At times, Tamayo dispensed with the face. Carlos Acosta is the black silhouette of a dancer who describes the island of Cuba in a huge jump. The names confirm identities and are integrated into the composition, when they appear. Sometimes incompletely. Alicia, par excellence, identifies ballet shoes linked with a swan? in flight. A capital K, initial for Kid and knock out, exhibits boxing gloves and two-tone shoes alluding to Kid Chocolate, distinguished in and out of the ring.

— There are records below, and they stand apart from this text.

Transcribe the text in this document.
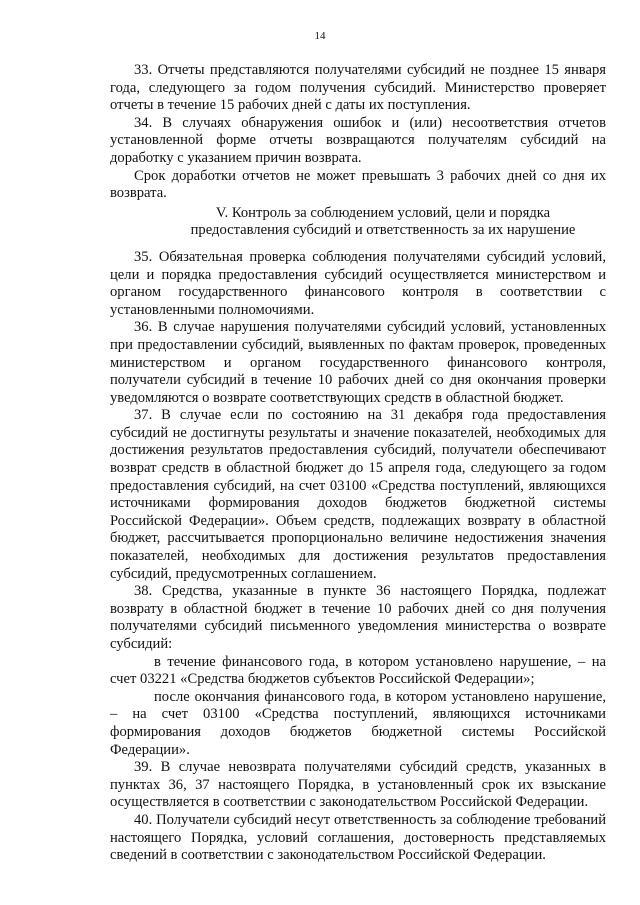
14

33. Отчеты представляются получателями субсидий не позднее 15 января года, следующего за годом получения субсидий. Министерство проверяет отчеты в течение 15 рабочих дней с даты их поступления.

34. В случаях обнаружения ошибок и (или) несоответствия отчетов установленной форме отчеты возвращаются получателям субсидий на доработку с указанием причин возврата.

Срок доработки отчетов не может превышать 3 рабочих дней со дня их возврата.

V. Контроль за соблюдением условий, цели и порядка
предоставления субсидий и ответственность за их нарушение

35. Обязательная проверка соблюдения получателями субсидий условий, цели и порядка предоставления субсидий осуществляется министерством и органом государственного финансового контроля в соответствии с установленными полномочиями.

36. В случае нарушения получателями субсидий условий, установленных при предоставлении субсидий, выявленных по фактам проверок, проведенных министерством и органом государственного финансового контроля, получатели субсидий в течение 10 рабочих дней со дня окончания проверки уведомляются о возврате соответствующих средств в областной бюджет.

37. В случае если по состоянию на 31 декабря года предоставления субсидий не достигнуты результаты и значение показателей, необходимых для достижения результатов предоставления субсидий, получатели обеспечивают возврат средств в областной бюджет до 15 апреля года, следующего за годом предоставления субсидий, на счет 03100 «Средства поступлений, являющихся источниками формирования доходов бюджетов бюджетной системы Российской Федерации». Объем средств, подлежащих возврату в областной бюджет, рассчитывается пропорционально величине недостижения значения показателей, необходимых для достижения результатов предоставления субсидий, предусмотренных соглашением.

38. Средства, указанные в пункте 36 настоящего Порядка, подлежат возврату в областной бюджет в течение 10 рабочих дней со дня получения получателями субсидий письменного уведомления министерства о возврате субсидий:

в течение финансового года, в котором установлено нарушение, – на счет 03221 «Средства бюджетов субъектов Российской Федерации»;

после окончания финансового года, в котором установлено нарушение, – на счет 03100 «Средства поступлений, являющихся источниками формирования доходов бюджетов бюджетной системы Российской Федерации».

39. В случае невозврата получателями субсидий средств, указанных в пунктах 36, 37 настоящего Порядка, в установленный срок их взыскание осуществляется в соответствии с законодательством Российской Федерации.

40. Получатели субсидий несут ответственность за соблюдение требований настоящего Порядка, условий соглашения, достоверность представляемых сведений в соответствии с законодательством Российской Федерации.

They endorse that Reynerio was not only entrusted to the physical appearance of illustrious Havanans. He also resorted to certain attributes of his works, styles of work, projections or psychological behaviors. He confirmed the importance of his hands, fused with other working instruments: Brouwer's guitar, Chucho and Bola's pianos, Formell's bass, Dulce María's pencil, Luque's bat ... and Padura's: Quixote that modernized his adarga and wrote the text of the catalog.
For Tamayo it was essential what the Havanans of him carried: Leal, a map where the heart occupied the site of the Havana port; Joseíto, music scores in his yarey hat. What they did was also substantial: Lezama, the gourmet and far-fetched, chose letters with pencils and not with chopsticks. Elena, the Feeling Lady, sang with her heart out and on fire. Ortiz danced happily like an Abakuá devil. And Chano managed to make an Afro-Cuban figure emerge from his drum.
Reynerio associated Capablanca with the king of chess, the lunatic José María López Lledín (Knight of Paris) with a V. van Gogh night. Curiously, the hairy character was another Spaniard who became a symbol of an illustrious city, another illustrious Havana by adoption, a capital from the capital like Giraldilla and Reynerio himself. Tamayo was born in the eastern part of the country (Niquero, 1968) and graduated from Isa, to which he dedicated one of the exhibition rooms that can be visited until January 11.